Green chemistry synthesis of biocompatible ZnS quantum dots (QDs): their application as potential thin films and antibacterial agent

We are presenting here the synthesis of quantum dots (QDs) of direct band gap semiconductor, cubic ZnS through modified green chemistry-mediated chemical precipitation reaction. Green chemistry-synthesized (GCS) ZnS QDs were characterized using powder X-ray diffraction and high-resolution transmission electron microscope techniques. Analysis of results, revealed by both the techniques for the synthesized QDs, is complementary as far as the size range (2-6 nm) of ZnS QDs is concerned. UV-Vis spectrophotometric spectrum (lambda(max) = 314 nm) showed a conspicuous blue shift than the bulk. The Fourier-transformed infrared spectra convincingly reported a Zn-S bond stretching frequency at 649 cm(-1). The characterized QDs were subjected to the preparation of thin films over SiO2 template (57 nm thickness) using photoresist spin coating technique at the ambient condition.
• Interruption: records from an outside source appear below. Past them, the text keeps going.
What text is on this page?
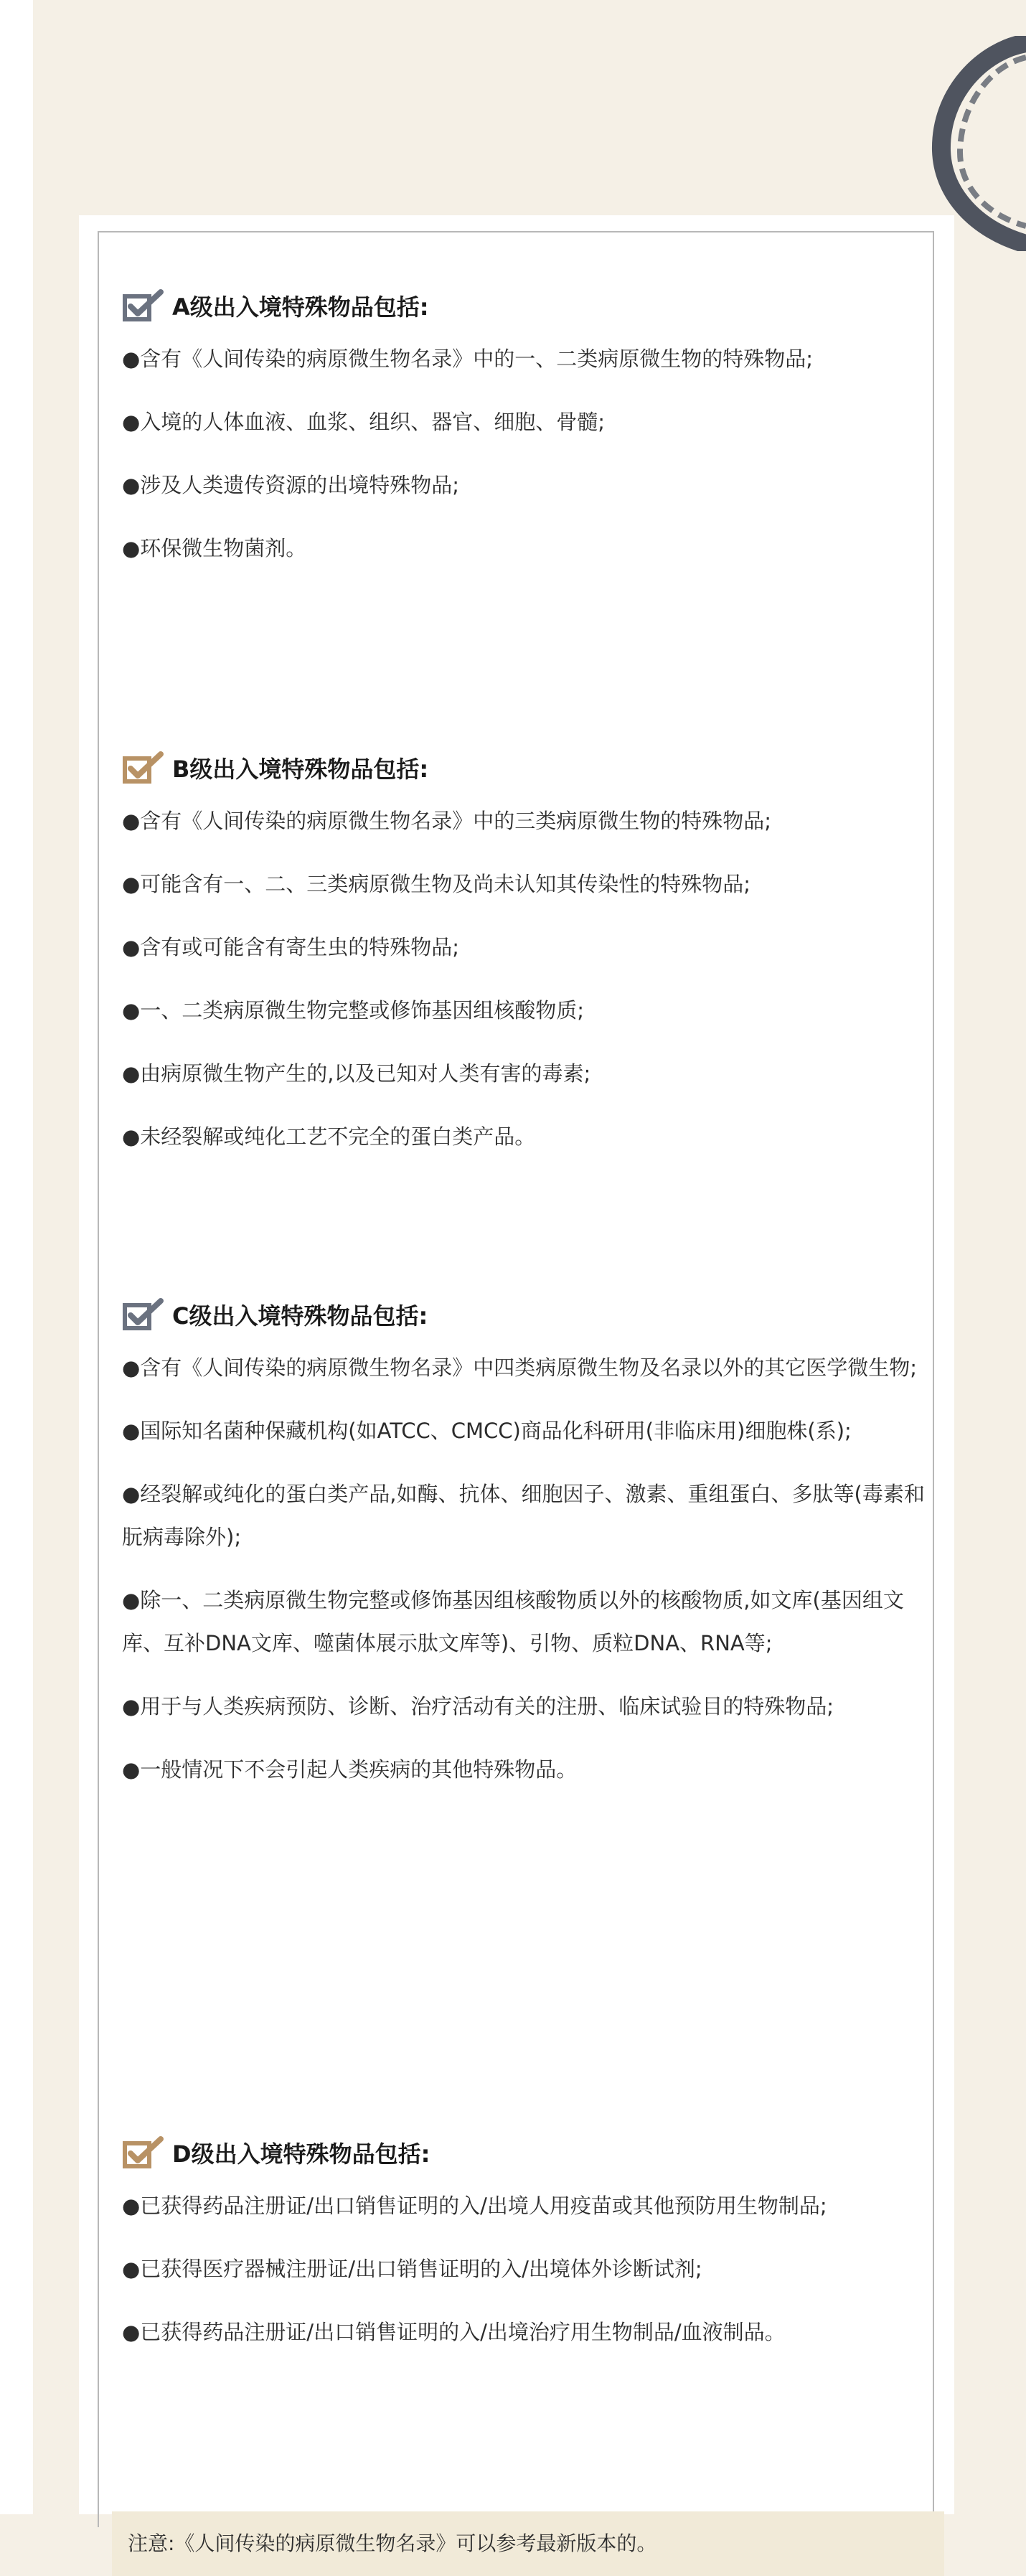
A级出入境特殊物品包括:
●含有《人间传染的病原微生物名录》中的一、二类病原微生物的特殊物品;
●入境的人体血液、血浆、组织、器官、细胞、骨髓;
●涉及人类遗传资源的出境特殊物品;
●环保微生物菌剂。
B级出入境特殊物品包括:
●含有《人间传染的病原微生物名录》中的三类病原微生物的特殊物品;
●可能含有一、二、三类病原微生物及尚未认知其传染性的特殊物品;
●含有或可能含有寄生虫的特殊物品;
●一、二类病原微生物完整或修饰基因组核酸物质;
●由病原微生物产生的,以及已知对人类有害的毒素;
●未经裂解或纯化工艺不完全的蛋白类产品。
C级出入境特殊物品包括:
●含有《人间传染的病原微生物名录》中四类病原微生物及名录以外的其它医学微生物;
●国际知名菌种保藏机构(如ATCC、CMCC)商品化科研用(非临床用)细胞株(系);
●经裂解或纯化的蛋白类产品,如酶、抗体、细胞因子、激素、重组蛋白、多肽等(毒素和朊病毒除外);
●除一、二类病原微生物完整或修饰基因组核酸物质以外的核酸物质,如文库(基因组文库、互补DNA文库、噬菌体展示肽文库等)、引物、质粒DNA、RNA等;
●用于与人类疾病预防、诊断、治疗活动有关的注册、临床试验目的特殊物品;
●一般情况下不会引起人类疾病的其他特殊物品。
D级出入境特殊物品包括:
●已获得药品注册证/出口销售证明的入/出境人用疫苗或其他预防用生物制品;
●已获得医疗器械注册证/出口销售证明的入/出境体外诊断试剂;
●已获得药品注册证/出口销售证明的入/出境治疗用生物制品/血液制品。
注意:《人间传染的病原微生物名录》可以参考最新版本的。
The surface topology of nanoscale-thick films was studied by atomic force microscope (roughness parameter -33.28 nm, rms; for a scan area of 3.48 x 3.48 m(2)). The symmetrical (skewness = 1.68) and random distribution (kurtosis = 2.93) of the peaks and valleys revealed the nanoscale-thick films of ZnS QDs. Zeta potential (-9.2mV) fairly proved stable existence of ZnS QDs. The GCS QDs were found to be non-toxic toward L929 mouse fibroblastic cells and human erythrocytes. However, they demonstrated significant inhibitory effects against seven bacterial pathogens with an average zone of inhibition of 1.5 cm at 100 g/ml concentration. The minimum inhibitory concentrations determined were in the range of 75 to 125 g/ml for gram-positive and 100 to 150 g/ml for gram-negative bacterial pathogens.